I feel it’s essential to have a high threshold for facing another person’s distress. That doesn’t mean this work doesn’t affect you – it does. But, in the moment, it’s not helpful if you’re made uncomfortable by someone else’s wailing or anger or catatonia. It’s not helpful if you end up grieving harder than they are, and they feel like they have to take care of you.

What is a typical workday like for you?

I don’t typically have regular “clients,” as in traditional psychotherapy. It’s more common for me to be in places/situations where a tragedy has just happened, and folks have recently been informed of a loss. So, my days are unpredictable – situations can pop up unexpectedly, and I typically have to respond fast (or organize other counselors to respond quickly).

Occasionally when I do see clients, it’s for acute or traumatic (homicide, suicide, sudden tragic death) loss, and people are grappling with difficult, conflicting, and uncomfortable emotions.

What is the most rewarding aspect of your profession?

It is an absolute honor to be able to support someone through (what is likely) one of their darkest moments in life.

I am forever humbled by the human spirit and the grace with which people are able to treat others. I am always floored by human beings’ capacity to withstand unbearable loss and tragedy. I often find myself thinking, “if that had happened to me, I’d crawl into bed and never leave,” and yet every day I see people get up and shoulder their day, often with unfathomable pain, and almost always with a fortitude that seems super-human.

What challenges do you face as a grief counselor?

It’s hard to deal with so much loss and pain – especially the children. I have many good coping strategies, and great peers and support, so I’m able to manage all the trauma. But of course, there are moments when it can be particularly challenging.

Three examples come to mind:

  1. Years ago I attended, to provide support, the wake/funeral of a teen who died from a sudden heart attack. I was saddened that he had died, but what got to me was watching his parents receive people with a smile throughout the wake. I remember crying on my drive back to work and impulsively pulling into a grocery store to buy a plant I had seen hanging outside. I think I just needed to be surrounded by life. Ironically, that plant eventually took over my entire office.
  2. One of my hardest responses I’ve done is when I sat with a woman whose young nephew had drowned in her pool, on her watch.
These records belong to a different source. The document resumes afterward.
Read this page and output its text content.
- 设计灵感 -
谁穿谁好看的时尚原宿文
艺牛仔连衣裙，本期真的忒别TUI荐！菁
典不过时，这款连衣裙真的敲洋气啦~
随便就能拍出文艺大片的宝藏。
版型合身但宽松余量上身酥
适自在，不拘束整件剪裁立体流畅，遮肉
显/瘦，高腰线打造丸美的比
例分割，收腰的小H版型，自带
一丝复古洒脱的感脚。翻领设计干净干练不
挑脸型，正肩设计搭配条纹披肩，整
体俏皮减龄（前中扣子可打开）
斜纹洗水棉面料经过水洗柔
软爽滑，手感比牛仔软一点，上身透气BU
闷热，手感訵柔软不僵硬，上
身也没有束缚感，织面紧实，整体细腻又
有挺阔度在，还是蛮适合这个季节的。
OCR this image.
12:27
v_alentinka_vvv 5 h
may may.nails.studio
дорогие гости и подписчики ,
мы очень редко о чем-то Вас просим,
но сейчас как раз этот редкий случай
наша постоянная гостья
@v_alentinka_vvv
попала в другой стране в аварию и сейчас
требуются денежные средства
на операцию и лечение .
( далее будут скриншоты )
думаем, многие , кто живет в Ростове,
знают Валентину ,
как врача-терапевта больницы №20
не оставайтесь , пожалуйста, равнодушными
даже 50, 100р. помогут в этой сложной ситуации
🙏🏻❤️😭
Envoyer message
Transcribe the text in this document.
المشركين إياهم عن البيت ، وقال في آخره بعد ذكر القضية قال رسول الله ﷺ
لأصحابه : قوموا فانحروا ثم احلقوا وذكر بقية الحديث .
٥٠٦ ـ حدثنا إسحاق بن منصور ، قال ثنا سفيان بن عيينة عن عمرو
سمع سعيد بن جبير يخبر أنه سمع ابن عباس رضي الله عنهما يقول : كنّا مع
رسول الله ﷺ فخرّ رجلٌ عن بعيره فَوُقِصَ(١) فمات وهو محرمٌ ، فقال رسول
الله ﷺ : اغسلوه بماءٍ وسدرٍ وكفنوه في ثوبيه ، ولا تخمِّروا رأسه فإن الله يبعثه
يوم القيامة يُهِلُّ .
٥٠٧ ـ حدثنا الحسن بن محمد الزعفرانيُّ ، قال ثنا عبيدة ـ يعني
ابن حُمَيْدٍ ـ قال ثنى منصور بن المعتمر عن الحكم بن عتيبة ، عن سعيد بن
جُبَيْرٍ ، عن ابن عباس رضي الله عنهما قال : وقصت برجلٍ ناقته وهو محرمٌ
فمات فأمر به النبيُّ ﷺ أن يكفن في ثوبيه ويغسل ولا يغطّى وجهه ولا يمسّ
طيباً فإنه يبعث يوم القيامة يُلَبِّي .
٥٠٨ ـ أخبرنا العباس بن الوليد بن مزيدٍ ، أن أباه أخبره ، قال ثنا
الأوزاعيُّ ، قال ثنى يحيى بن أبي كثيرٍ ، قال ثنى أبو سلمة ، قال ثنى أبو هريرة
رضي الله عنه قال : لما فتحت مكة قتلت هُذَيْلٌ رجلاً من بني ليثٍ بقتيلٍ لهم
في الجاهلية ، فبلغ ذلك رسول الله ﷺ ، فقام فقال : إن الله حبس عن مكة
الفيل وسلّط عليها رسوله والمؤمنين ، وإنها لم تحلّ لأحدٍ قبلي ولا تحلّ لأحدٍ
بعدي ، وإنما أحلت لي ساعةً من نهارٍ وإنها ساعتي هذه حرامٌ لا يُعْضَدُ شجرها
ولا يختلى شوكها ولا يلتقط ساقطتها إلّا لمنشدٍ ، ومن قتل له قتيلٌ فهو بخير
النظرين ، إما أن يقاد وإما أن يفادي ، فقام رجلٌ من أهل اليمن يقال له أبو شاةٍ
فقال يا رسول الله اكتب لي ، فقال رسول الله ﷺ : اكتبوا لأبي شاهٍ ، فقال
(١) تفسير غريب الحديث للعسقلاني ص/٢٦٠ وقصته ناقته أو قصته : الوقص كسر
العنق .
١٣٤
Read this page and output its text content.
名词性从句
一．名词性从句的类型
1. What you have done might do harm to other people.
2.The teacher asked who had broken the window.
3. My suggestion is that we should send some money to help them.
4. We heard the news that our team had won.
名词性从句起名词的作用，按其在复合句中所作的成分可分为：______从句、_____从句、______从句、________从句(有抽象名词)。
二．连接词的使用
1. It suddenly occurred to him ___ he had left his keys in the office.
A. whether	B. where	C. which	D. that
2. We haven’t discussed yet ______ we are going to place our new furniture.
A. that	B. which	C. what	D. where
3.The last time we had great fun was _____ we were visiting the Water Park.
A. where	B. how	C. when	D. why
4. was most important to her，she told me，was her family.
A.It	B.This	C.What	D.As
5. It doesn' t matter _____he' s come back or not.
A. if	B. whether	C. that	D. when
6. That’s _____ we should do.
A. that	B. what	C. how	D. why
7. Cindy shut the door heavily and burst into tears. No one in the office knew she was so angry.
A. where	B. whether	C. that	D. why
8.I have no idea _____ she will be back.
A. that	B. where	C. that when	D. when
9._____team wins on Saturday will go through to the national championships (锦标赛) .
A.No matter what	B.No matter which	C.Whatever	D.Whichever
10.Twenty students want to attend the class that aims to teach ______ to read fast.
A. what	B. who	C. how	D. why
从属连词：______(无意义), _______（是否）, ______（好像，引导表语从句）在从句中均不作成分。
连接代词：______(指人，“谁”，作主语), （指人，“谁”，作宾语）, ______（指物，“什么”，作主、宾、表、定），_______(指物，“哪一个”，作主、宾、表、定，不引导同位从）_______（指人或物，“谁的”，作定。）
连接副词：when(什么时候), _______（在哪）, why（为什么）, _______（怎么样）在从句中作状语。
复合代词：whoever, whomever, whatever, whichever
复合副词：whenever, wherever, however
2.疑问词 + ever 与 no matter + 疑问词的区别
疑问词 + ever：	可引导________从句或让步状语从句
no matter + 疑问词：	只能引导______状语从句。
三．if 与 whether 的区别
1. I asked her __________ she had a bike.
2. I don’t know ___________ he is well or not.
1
I remember her utter resignation. I remember thinking, “She doesn’t need me. She needs absolution from a priest.”
  3. Most recently, I went to watch the live musical production of “Dear Evan Hansen.” It deals with the suicide death of a teen early on. I was fine throughout the entire show…until the actor that played him came out on stage to take his final bow at the end of the show. I lost it. I was sobbing as people around me applauded and eventually exited. My husband even turned around a few times to ask if I was doing okay. I had been, until that actor’s bow made me think of all the kids we’d lost, especially to suicide. I could see each of their faces and remember each response. I had kept it all at bay, until that moment.

So yes, I love the work, and wouldn’t trade it, but gosh, we deal with a lot of tragedy.